8

Al llegar al Hospital General, Gerard y Pau decidieron ir a visitar primero a la testigo, Lucrecia Vázquez. En recepción les dieron el número de planta y habitación. Al llegar allí, abrieron la puerta y se encontraron con un cuarto vacío. La testigo había volado. Salieron al pasillo dispuestos a preguntar por ella, cuando Gerard vio a una joven acodada en el mostrador de la planta, esperando. Una enfermera salió de un cuartillo y le extendió un informe. Gerard la observó durante unos instantes y descubrió que la muchacha se estremecía sin motivo aparente, sacudiendo la cabeza y los hombros de manera ostensible.

Ella es así.

Gerard le hizo un gesto a Pau Serra para que no lo siguiera y se acercó con suavidad a la muchacha.

—¿Lucrecia Vázquez? —le preguntó.

Ella le lanzó una mirada especulativa y asintió con brusquedad.

—Sí… sí… sí… ¡Sí!

Gerard la observó, azorado. Lucrecia Vázquez no era una mujer guapa. Quizá, los más compasivos podrían decir que poseía una belleza picasiana, que era casi peor que ser fea. Además, era alta, más de un metro setenta, flaca y con unas piernas desproporcionadamente largas. Pero eso no era lo peor, lo peor eran los terribles tics que la obligaban a contorsionarse como una marioneta desmadejada.

—Sam… Fisher —murmuró ella mientras agitaba la cabeza con vigor.

—¿Perdón?

—Que… es usted policía, digo.

Gerard lo había oído perfectamente. Aquella muchacha que parecía que en cualquier momento fuera a romperse el cuello le había llamado Sam Fisher. Tragó saliva e intentó reconducir la situación.

—Soy el sargento Castillo, de la Unidad de Investigación Criminal de los Mossos d’Esquadra —recitó, y señaló a Pau Serra, que los miraba estupefacto a unos cinco metros de distancia—. Él es mi subalterno, el cabo Serra.

Lucrecia miró a Pau Serra, y al ver su expresión de estupor, lanzó un gruñido desdeñoso.

—¿Qué quieren?

—Hablar contigo.

Lucrecia se encogió de hombros.

—Bueno.

Gerard se dirigió a la enfermera jefe, que los observaba curiosa.

—Vamos a ocupar unos minutos la habitación, enfermera, si no le molesta.

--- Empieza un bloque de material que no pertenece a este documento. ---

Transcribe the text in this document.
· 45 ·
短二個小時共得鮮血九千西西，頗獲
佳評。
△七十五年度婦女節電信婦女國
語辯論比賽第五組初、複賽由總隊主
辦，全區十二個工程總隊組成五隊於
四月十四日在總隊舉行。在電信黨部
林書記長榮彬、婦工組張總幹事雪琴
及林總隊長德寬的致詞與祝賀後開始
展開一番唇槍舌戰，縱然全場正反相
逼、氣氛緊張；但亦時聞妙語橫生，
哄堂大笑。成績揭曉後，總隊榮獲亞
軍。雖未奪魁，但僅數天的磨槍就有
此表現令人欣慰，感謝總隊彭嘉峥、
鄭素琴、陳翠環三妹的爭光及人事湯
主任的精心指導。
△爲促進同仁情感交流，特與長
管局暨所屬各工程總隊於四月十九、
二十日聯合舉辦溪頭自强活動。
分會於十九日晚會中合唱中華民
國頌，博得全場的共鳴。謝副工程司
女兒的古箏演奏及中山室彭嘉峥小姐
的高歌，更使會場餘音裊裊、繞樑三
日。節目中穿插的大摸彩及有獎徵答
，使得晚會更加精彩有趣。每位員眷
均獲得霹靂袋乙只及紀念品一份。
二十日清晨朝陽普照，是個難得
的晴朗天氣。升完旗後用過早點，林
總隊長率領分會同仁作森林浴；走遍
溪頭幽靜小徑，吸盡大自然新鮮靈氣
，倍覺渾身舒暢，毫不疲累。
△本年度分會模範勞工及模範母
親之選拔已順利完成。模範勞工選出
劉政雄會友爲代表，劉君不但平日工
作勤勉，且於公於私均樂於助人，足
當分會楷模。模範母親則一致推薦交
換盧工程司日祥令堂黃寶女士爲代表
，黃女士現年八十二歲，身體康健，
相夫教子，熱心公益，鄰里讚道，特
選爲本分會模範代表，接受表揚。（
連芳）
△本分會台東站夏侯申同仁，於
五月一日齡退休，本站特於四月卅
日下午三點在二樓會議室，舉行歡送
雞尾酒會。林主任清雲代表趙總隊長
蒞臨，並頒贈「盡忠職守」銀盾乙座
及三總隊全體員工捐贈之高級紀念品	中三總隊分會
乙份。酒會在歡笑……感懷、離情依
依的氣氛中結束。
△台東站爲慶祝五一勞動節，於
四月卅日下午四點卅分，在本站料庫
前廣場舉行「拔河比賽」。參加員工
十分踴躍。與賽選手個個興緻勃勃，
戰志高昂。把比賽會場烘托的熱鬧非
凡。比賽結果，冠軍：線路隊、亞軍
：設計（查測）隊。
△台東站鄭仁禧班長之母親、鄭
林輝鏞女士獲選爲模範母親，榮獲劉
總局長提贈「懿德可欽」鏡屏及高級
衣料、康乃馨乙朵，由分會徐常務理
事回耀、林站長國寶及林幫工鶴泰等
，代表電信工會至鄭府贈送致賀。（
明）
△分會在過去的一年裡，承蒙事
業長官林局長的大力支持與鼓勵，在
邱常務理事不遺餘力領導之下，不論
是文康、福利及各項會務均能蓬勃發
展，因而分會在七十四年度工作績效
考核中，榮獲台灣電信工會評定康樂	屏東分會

Antes de que ella tuviese tiempo de abrir la boca, Gerard ya le había enseñado la placa. La enfermera asintió con vigor y les invitó a que ocupasen la misma habitación que Lucrecia acababa de abandonar. Gerard esperó a que la joven estuviese dentro del cuarto y se acercó al cabo Serra con el rostro crispado.

—Deja de mirarla de esa manera, imbécil, que no es ningún monstruo.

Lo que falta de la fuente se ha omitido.